III. L’apprentissage humaniste intellectuel
Globalement, nous pouvons distinguer deux disciplines générales : les lettres et les sciences d’observation, ce qui est déjà un grand signe de modernité.
L’apprentissage des lettres
Cet apprentissage procède en trois étapes :
- L’apprentissage de la lecture par de larges plages de temps : « par trois bonnes heures »
- L’importance de la mémorisation, que nous voyons par un vaste champ lexical de la mémoire : « répéter » trois fois, « disait par cœur », « réciter », « quelques sentences retenues »…
- La remise en question du texte : « fondait quelques cas pratiques concernant l’état humain », « toujours conférant des propos de lecture », « ils devisaient des leçons lues le matin » ; ici le verbe deviser a la sens de discuter avec humour.

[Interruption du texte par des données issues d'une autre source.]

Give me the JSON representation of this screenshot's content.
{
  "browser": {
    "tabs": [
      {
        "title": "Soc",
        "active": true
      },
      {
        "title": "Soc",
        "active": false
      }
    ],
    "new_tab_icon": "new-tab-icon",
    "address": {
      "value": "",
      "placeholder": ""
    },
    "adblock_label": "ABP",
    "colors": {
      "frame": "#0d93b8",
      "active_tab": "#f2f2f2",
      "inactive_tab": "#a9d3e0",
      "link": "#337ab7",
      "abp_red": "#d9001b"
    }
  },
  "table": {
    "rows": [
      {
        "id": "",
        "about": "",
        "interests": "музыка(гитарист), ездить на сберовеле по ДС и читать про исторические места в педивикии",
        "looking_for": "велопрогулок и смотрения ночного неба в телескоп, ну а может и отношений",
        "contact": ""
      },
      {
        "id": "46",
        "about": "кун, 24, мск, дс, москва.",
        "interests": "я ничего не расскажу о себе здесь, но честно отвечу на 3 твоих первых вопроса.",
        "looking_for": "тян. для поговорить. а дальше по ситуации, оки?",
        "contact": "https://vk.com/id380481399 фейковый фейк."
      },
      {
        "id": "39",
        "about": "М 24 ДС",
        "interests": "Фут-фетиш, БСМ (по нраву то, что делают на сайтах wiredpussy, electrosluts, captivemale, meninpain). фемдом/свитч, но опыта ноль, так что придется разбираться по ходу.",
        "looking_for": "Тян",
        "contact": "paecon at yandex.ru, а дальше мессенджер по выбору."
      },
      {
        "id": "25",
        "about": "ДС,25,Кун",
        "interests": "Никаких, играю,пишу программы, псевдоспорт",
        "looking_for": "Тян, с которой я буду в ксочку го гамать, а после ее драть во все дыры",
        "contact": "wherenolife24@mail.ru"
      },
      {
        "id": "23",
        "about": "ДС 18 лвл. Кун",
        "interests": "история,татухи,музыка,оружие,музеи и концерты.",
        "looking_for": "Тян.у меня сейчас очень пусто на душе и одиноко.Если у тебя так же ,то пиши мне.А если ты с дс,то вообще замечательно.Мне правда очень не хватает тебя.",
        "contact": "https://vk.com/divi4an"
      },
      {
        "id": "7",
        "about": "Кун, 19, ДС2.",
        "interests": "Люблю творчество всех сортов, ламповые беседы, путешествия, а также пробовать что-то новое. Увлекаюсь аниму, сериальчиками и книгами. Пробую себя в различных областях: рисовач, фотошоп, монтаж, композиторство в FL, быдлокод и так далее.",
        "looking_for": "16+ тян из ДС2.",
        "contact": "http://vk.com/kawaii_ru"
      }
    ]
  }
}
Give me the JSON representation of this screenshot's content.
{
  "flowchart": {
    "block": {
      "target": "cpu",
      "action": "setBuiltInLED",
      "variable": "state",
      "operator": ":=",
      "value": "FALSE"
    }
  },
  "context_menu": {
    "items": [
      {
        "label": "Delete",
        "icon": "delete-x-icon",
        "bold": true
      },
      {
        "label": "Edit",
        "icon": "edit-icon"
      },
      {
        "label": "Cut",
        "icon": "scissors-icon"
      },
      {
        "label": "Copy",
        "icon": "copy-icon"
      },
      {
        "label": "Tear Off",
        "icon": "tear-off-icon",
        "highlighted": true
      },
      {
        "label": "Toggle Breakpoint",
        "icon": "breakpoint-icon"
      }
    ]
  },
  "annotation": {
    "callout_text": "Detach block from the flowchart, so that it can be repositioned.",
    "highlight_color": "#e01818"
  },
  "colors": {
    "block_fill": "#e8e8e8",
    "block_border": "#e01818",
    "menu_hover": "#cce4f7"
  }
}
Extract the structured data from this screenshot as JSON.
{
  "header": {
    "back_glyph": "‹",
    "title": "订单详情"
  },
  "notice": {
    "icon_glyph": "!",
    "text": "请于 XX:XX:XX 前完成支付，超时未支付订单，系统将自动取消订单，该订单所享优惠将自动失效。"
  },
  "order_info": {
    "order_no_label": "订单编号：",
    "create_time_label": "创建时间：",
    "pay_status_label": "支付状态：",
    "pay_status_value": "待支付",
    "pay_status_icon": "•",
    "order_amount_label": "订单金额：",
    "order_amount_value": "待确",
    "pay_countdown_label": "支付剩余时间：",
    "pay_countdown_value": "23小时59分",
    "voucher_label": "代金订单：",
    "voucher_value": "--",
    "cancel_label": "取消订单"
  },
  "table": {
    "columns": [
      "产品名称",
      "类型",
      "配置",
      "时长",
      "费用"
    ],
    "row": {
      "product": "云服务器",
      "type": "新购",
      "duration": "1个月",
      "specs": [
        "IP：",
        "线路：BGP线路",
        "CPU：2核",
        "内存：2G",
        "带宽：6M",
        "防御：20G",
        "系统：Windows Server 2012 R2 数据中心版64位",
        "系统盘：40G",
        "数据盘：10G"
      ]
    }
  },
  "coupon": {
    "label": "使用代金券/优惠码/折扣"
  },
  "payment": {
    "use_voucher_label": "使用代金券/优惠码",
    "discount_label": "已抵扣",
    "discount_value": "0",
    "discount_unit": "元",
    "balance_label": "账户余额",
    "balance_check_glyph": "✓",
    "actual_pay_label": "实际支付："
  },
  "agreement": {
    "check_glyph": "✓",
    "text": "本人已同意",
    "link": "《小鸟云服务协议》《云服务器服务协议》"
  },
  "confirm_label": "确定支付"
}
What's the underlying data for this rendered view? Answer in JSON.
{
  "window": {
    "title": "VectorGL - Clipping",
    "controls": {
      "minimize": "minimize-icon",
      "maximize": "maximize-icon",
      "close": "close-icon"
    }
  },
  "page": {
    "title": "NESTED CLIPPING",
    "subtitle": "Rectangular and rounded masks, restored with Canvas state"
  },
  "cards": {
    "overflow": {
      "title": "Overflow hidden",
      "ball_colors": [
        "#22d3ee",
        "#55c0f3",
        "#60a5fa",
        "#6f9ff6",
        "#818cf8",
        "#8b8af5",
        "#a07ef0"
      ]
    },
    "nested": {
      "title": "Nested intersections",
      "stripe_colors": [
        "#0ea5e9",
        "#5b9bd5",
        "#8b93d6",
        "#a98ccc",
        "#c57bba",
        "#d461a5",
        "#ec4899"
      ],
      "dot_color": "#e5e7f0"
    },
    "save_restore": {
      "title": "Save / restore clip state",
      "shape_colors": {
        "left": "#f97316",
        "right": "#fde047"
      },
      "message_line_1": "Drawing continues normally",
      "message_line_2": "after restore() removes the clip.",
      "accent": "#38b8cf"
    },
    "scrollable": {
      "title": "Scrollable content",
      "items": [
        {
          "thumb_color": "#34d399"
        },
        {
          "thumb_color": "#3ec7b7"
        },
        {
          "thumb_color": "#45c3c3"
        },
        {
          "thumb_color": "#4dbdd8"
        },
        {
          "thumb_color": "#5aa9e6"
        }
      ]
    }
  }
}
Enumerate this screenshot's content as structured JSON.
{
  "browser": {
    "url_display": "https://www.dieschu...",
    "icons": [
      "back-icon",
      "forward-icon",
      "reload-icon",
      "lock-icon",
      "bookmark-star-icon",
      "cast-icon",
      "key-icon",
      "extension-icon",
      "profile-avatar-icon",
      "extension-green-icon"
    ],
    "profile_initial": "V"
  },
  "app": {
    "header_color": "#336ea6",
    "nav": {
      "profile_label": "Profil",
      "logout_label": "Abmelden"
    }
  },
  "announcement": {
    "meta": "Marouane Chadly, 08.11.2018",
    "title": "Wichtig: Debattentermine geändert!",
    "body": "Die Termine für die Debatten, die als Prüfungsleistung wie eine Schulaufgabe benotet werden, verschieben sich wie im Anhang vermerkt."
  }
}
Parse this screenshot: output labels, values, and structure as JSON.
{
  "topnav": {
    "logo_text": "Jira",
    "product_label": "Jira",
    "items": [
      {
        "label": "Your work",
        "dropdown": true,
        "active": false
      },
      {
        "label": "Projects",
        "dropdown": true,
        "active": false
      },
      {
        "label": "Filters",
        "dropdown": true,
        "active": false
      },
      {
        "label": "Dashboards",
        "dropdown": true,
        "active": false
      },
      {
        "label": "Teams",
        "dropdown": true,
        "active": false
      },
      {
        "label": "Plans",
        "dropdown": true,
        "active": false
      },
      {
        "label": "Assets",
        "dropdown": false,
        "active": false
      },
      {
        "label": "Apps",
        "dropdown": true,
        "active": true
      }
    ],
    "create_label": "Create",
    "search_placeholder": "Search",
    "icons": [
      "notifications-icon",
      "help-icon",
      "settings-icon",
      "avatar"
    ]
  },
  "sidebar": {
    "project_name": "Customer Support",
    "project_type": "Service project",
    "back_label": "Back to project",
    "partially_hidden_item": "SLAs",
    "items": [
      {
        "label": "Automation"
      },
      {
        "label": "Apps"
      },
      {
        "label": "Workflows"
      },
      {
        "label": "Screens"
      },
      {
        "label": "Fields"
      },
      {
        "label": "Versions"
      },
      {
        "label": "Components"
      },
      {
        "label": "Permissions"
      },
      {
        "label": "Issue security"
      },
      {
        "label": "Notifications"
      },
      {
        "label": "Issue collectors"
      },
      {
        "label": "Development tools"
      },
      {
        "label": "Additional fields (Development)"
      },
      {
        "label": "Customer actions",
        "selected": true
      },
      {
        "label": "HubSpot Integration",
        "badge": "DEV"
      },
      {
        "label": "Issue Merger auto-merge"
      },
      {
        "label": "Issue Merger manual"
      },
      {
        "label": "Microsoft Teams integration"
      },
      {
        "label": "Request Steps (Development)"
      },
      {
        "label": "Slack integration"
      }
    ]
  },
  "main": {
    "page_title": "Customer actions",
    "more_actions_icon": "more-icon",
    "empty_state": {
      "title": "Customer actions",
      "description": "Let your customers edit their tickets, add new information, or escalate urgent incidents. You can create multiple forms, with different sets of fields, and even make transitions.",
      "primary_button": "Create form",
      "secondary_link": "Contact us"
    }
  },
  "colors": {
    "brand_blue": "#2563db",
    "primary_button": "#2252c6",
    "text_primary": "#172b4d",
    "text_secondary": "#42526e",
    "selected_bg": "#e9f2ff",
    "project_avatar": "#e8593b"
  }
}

Dans cet apprentissage, la connaissance n’est pas reçue passivement, mais elle a pour objectif de faire naître la réflexion et le raisonnement.
L’apprentissage des sciences
Les sciences sont caractérisées d’ «honnête savoir ». Nous observons une grande variété de sciences nouvelles, toutes découvertes non par la théorie mais par la pratique : « on apportait des cadres pour y apprendre invention nouvelle toutes issues de l’arithmétique », « au regard des instruments »…
Les sciences ont une place moins importante que la lecture à cause de la méfiance pour la théorie. En effet, à la fin du Moyen Age, des théories se sont révélées erronées.
Conclusion
Par ce texte, F. Rabelais a véritablement présenté un enseignement humaniste équilibré placé dans la modernité de l’époque. L’Humanisme est donc mis en avant, surtout par sa dimension critique. De plus, il s’agit ici d’un apprentissage et non d’un enseignement ; l’apprentissage place l’élève au cœur de son éducation.